Pancreatitis as a Side Effect of Brentuximab

Pancreatitis was reported to be an adverse event of brentuximab vedotin treatment in a study by Mitul Gandhi, MD, of Robert H. Lurie Comprehensive Cancer Center, Feinberg School of Medicine, Northwestern University, Chicago, and colleagues reported at the ASH Annual Meeting.3

“Pancreatitis is a previously unidentified, rare (< 1%) but potentially life-threatening toxicity of brentuximab,” Dr. Younes said.

The study described one index case and eight additional cases of pancreatitis in patients receiving the drug, two of which were fatal. The index patient was a 65-year-old with no conventional risk factors for pancreatitis. She received two cycles of brentuximab vedotin prior to AVD and developed grade 3 diarrhea and abdominal pain after the first dose. Nine days after the second dose, she was hospitalized with acute, severe pancreatitis. She died 6 days later of sepsis and multisystem organ failure.

The autopsy specimen demonstrated fat necrosis and coagulation necrosis of the pancreas, with CD30 positivity found in 35% of analyzed cells, “which was surprising,” Dr. Younes noted. An analysis of the eight additional cases indicated the condition develops early, after about two standard doses of the drug.

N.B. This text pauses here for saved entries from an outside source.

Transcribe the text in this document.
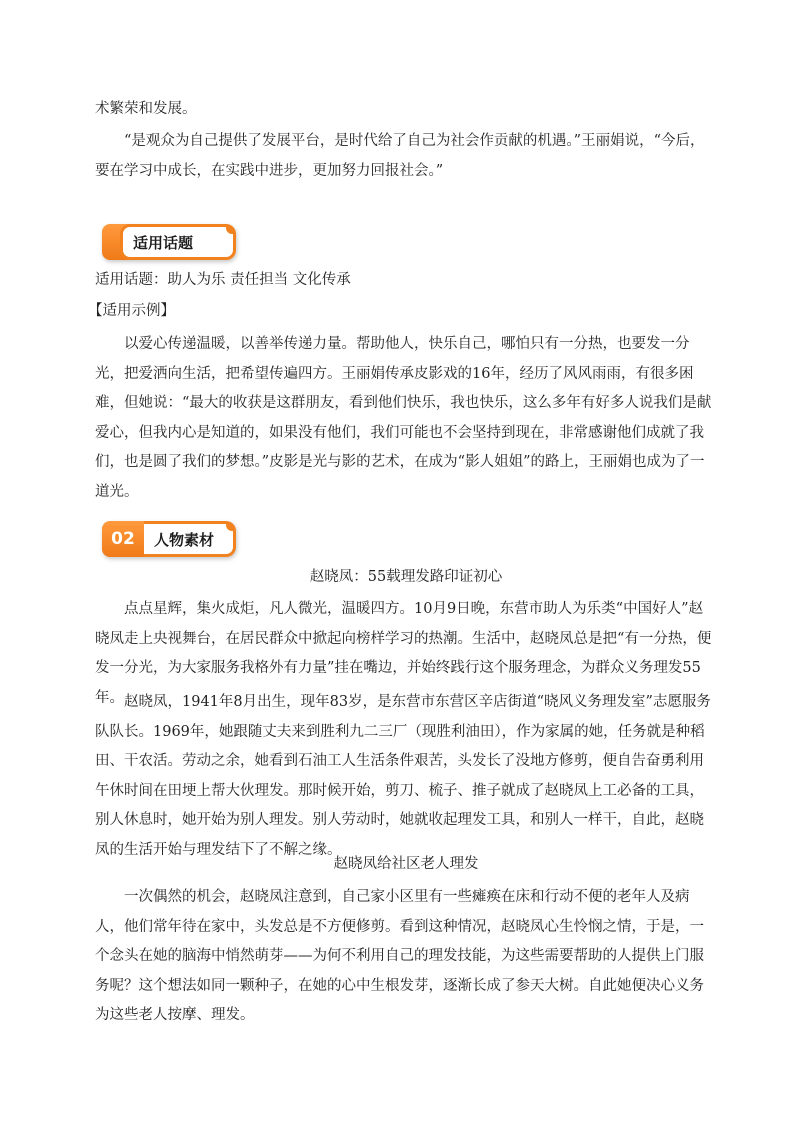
术繁荣和发展。

“是观众为自己提供了发展平台，是时代给了自己为社会作贡献的机遇。”王丽娟说，“今后，要在学习中成长，在实践中进步，更加努力回报社会。”

适用话题

适用话题：助人为乐 责任担当 文化传承

【适用示例】

以爱心传递温暖，以善举传递力量。帮助他人，快乐自己，哪怕只有一分热，也要发一分光，把爱洒向生活，把希望传遍四方。王丽娟传承皮影戏的16年，经历了风风雨雨，有很多困难，但她说：“最大的收获是这群朋友，看到他们快乐，我也快乐，这么多年有好多人说我们是献爱心，但我内心是知道的，如果没有他们，我们可能也不会坚持到现在，非常感谢他们成就了我们，也是圆了我们的梦想。”皮影是光与影的艺术，在成为“影人姐姐”的路上，王丽娟也成为了一道光。

02	人物素材

赵晓凤：55载理发路印证初心

点点星辉，集火成炬，凡人微光，温暖四方。10月9日晚，东营市助人为乐类“中国好人”赵晓凤走上央视舞台，在居民群众中掀起向榜样学习的热潮。生活中，赵晓凤总是把“有一分热，便发一分光，为大家服务我格外有力量”挂在嘴边，并始终践行这个服务理念，为群众义务理发55年。 赵晓凤，1941年8月出生，现年83岁，是东营市东营区辛店街道“晓风义务理发室”志愿服务队队长。1969年，她跟随丈夫来到胜利九二三厂（现胜利油田），作为家属的她，任务就是种稻田、干农活。劳动之余，她看到石油工人生活条件艰苦，头发长了没地方修剪，便自告奋勇利用午休时间在田埂上帮大伙理发。那时候开始，剪刀、梳子、推子就成了赵晓凤上工必备的工具，别人休息时，她开始为别人理发。别人劳动时，她就收起理发工具，和别人一样干，自此，赵晓凤的生活开始与理发结下了不解之缘。

赵晓凤给社区老人理发

一次偶然的机会，赵晓凤注意到，自己家小区里有一些瘫痪在床和行动不便的老年人及病人，他们常年待在家中，头发总是不方便修剪。看到这种情况，赵晓凤心生怜悯之情，于是，一个念头在她的脑海中悄然萌芽——为何不利用自己的理发技能，为这些需要帮助的人提供上门服务呢？这个想法如同一颗种子，在她的心中生根发芽，逐渐长成了参天大树。自此她便决心义务为这些老人按摩、理发。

“Be aware of this. In patients who experience abdominal pain following treatment with brentuximab, especially during the first few cycles, stop the treatment and investigate for pancreatitis. The good news is, it’s very rare,” he said.

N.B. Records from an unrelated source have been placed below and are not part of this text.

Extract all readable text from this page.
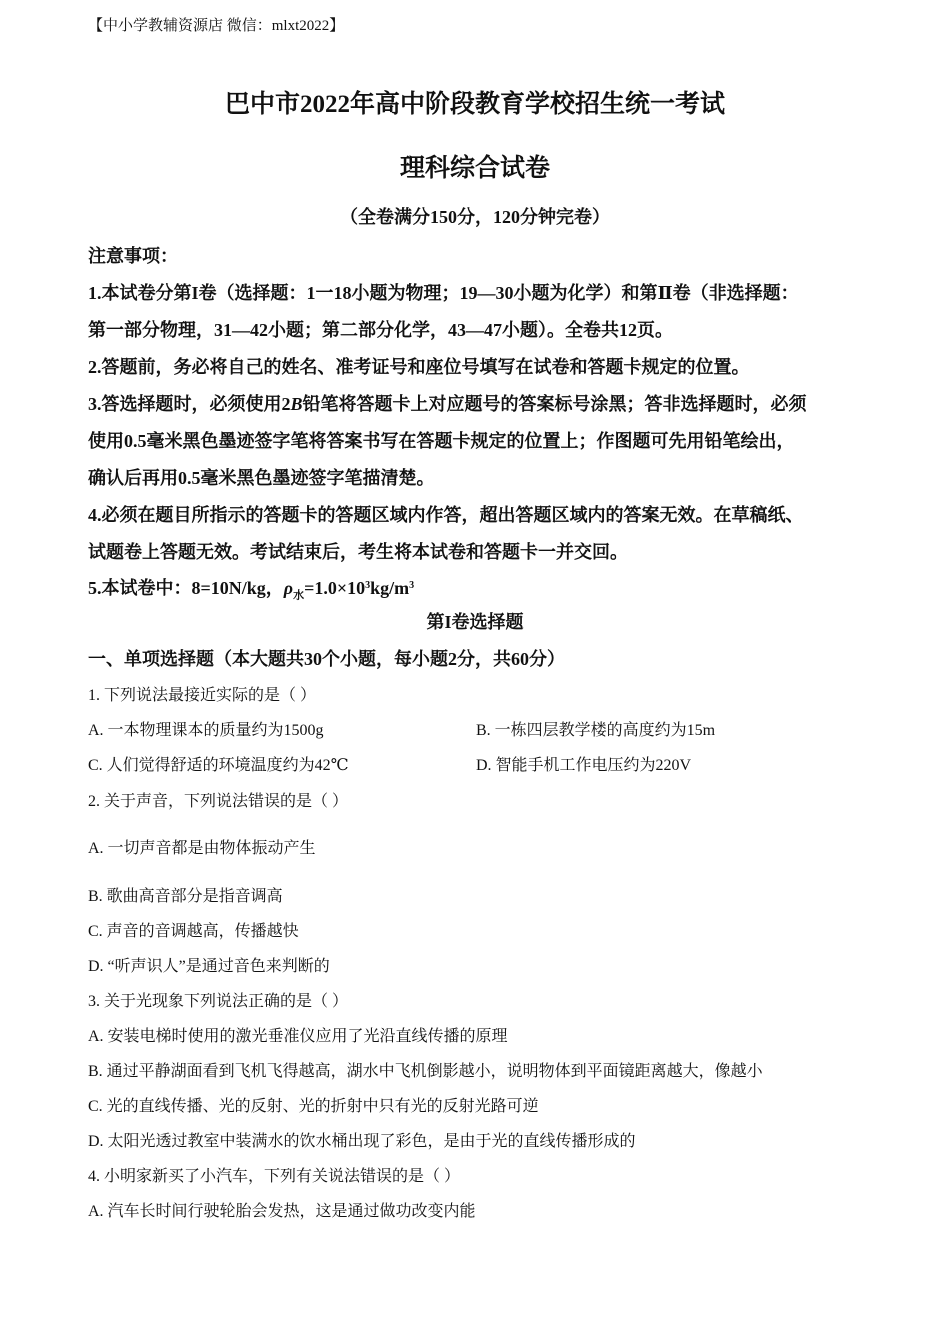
【中小学教辅资源店 微信：mlxt2022】
巴中市2022年高中阶段教育学校招生统一考试
理科综合试卷
（全卷满分150分，120分钟完卷）
注意事项：
1.本试卷分第I卷（选择题：1一18小题为物理；19—30小题为化学）和第Ⅱ卷（非选择题：
第一部分物理，31—42小题；第二部分化学，43—47小题）。全卷共12页。
2.答题前，务必将自己的姓名、准考证号和座位号填写在试卷和答题卡规定的位置。
3.答选择题时，必须使用2B铅笔将答题卡上对应题号的答案标号涂黑；答非选择题时，必须
使用0.5毫米黑色墨迹签字笔将答案书写在答题卡规定的位置上；作图题可先用铅笔绘出，
确认后再用0.5毫米黑色墨迹签字笔描清楚。
4.必须在题目所指示的答题卡的答题区域内作答，超出答题区域内的答案无效。在草稿纸、
试题卷上答题无效。考试结束后，考生将本试卷和答题卡一并交回。
5.本试卷中：8=10N/kg，$\rho_水=1.0\times 10^3kg/m^3$
第I卷选择题
一、单项选择题（本大题共30个小题，每小题2分，共60分）
1. 下列说法最接近实际的是（ ）
A. 一本物理课本的质量约为1500g	B. 一栋四层教学楼的高度约为15m
C. 人们觉得舒适的环境温度约为42℃	D. 智能手机工作电压约为220V
2. 关于声音，下列说法错误的是（ ）
A. 一切声音都是由物体振动产生
B. 歌曲高音部分是指音调高
C. 声音的音调越高，传播越快
D. “听声识人”是通过音色来判断的
3. 关于光现象下列说法正确的是（ ）
A. 安装电梯时使用的激光垂准仪应用了光沿直线传播的原理
B. 通过平静湖面看到飞机飞得越高，湖水中飞机倒影越小，说明物体到平面镜距离越大，像越小
C. 光的直线传播、光的反射、光的折射中只有光的反射光路可逆
D. 太阳光透过教室中装满水的饮水桶出现了彩色，是由于光的直线传播形成的
4. 小明家新买了小汽车，下列有关说法错误的是（ ）
A. 汽车长时间行驶轮胎会发热，这是通过做功改变内能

Panobinostat for Hodgkin Lymphoma

The potent oral histone deacetylase inhibitor panobinostat given in combination with standard ICE led to an overall response rate of 86%, with complete responses in 15 of 21 patients (71%) in a phase I study reported by Yasuhiro Oki, MD, of The University of Texas MD Anderson Cancer Center, Houston, and colleagues.4 Panobinostat was given on Monday, Wednesday, and Friday, beginning 1 week before the first ICE treatment and continued during ICE through the second cycle. The third cycle was given without panobinostat, based on concerns over stem cell collection.  The starting dose of panobinostat was 20 mg, with a target dose of 30 mg.

Of the 18 responders, 17 patients had autologous transplant without additional treatment (except for stem cell mobilization). Three patients received one or more additional treatments, then went on to transplant. There were no issues with harvest or engraftment, Dr. Younes reported.

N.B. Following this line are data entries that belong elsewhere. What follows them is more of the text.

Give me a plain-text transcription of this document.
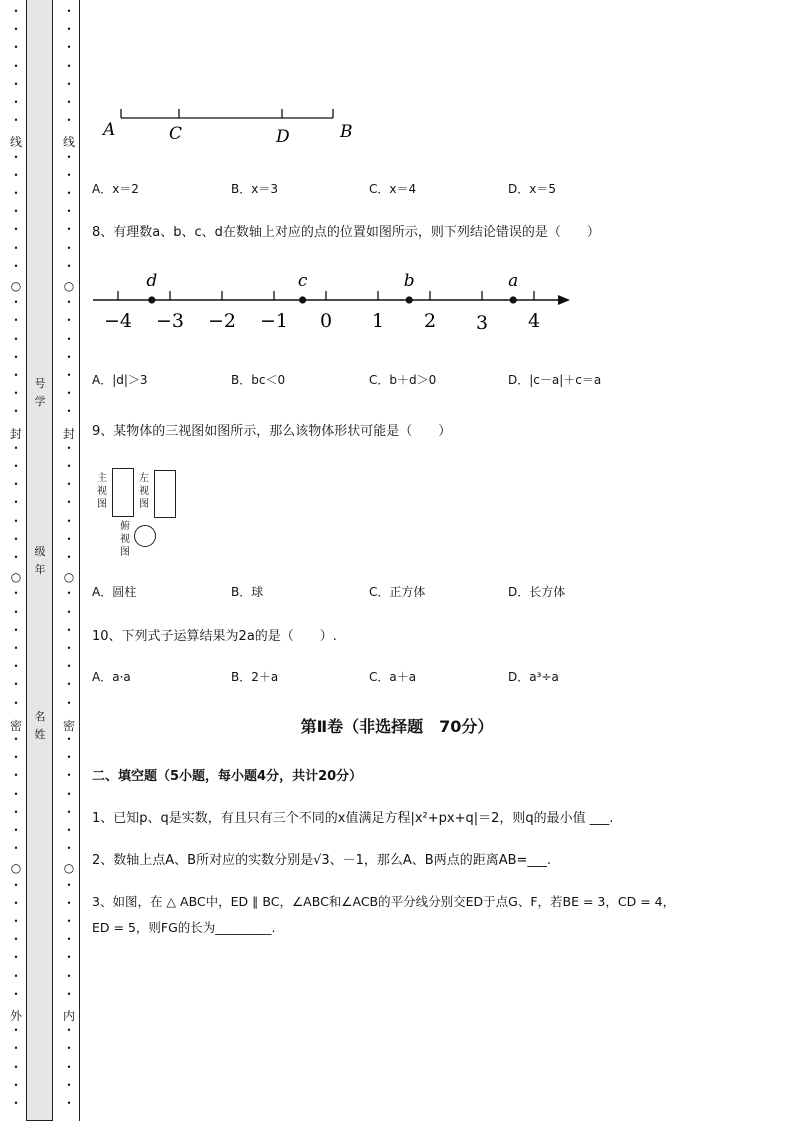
•
•
•
•
•
•
•
•
•
•
•
•
•
•
•
•
•
•
•
•
•
•
•
•
•
•
•
•
•
•
•
•
•
•
•
•
•
•
•
•
•
•
•
•
•
•
•
•
•
•
•
•
•
•
•
•
•
•
•
•
•
•
•
•
•
•
•
•
•
•
•
•
•
•
•
•
•
•
•
•
•
•
•
•
•
•
•
•
•
•
•
•
•
•
•
•
•
•
•
•
•
•
•
•
•
•
•
•
线
○
封
○
密
○
外
线
○
封
○
密
○
内
号
学
级
年
名
姓
A	C	D	B
A．x＝2	B．x＝3	C．x＝4	D．x＝5
8、有理数a、b、c、d在数轴上对应的点的位置如图所示，则下列结论错误的是（　　）
−4 −3 −2 −1 0 1 2 3 4
d	c	b	a
A．|d|＞3	B．bc＜0	C．b＋d＞0	D．|c－a|＋c＝a
9、某物体的三视图如图所示，那么该物体形状可能是（　　）
主
视
图
左
视
图
俯
视
图
A．圆柱	B．球	C．正方体	D．长方体
10、下列式子运算结果为2a的是（　　）.
A．a·a	B．2＋a	C．a＋a	D．a³÷a
第Ⅱ卷（非选择题　70分）
二、填空题（5小题，每小题4分，共计20分）
1、已知p、q是实数，有且只有三个不同的x值满足方程|x²+px+q|＝2，则q的最小值 ___.
2、数轴上点A、B所对应的实数分别是√3、－1，那么A、B两点的距离AB=___.
3、如图，在 △ ABC中，ED ∥ BC，∠ABC和∠ACB的平分线分别交ED于点G、F，若BE = 3，CD = 4，
ED = 5，则FG的长为_________.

“This is only a phase I study, but at face value the results are probably slightly better than what we expect with ICE alone,” Dr. Oki suggested. A randomized phase II study has been initiated. ■

Disclosure: Dr. Younes reported consultancy, research funding, and/or honoraria from Novartis, Seattle Genetics, Millennium, and Syndax.


1. Gopal AK, Chen R, Smith SE, et al: 2013 ASH Annual Meeting. Abstract 4382. Presented December 9, 2013.

2. Moskowitz A, Schoder H, Gerecitano JF, et al: 2013 ASH Annual Meeting. Abstract 2099. Presented December 7, 2013.

3. Gandhi M, Evens AM, Fenske TS, et al: 2013 ASH Annual Meeting. Abstract 4380. Presented December 9, 2013.

4. Oki Y, Fanale M, Westin JR, et al:  2013 ASH Annual Meeting. Abstract 252. Presented December 9, 2013.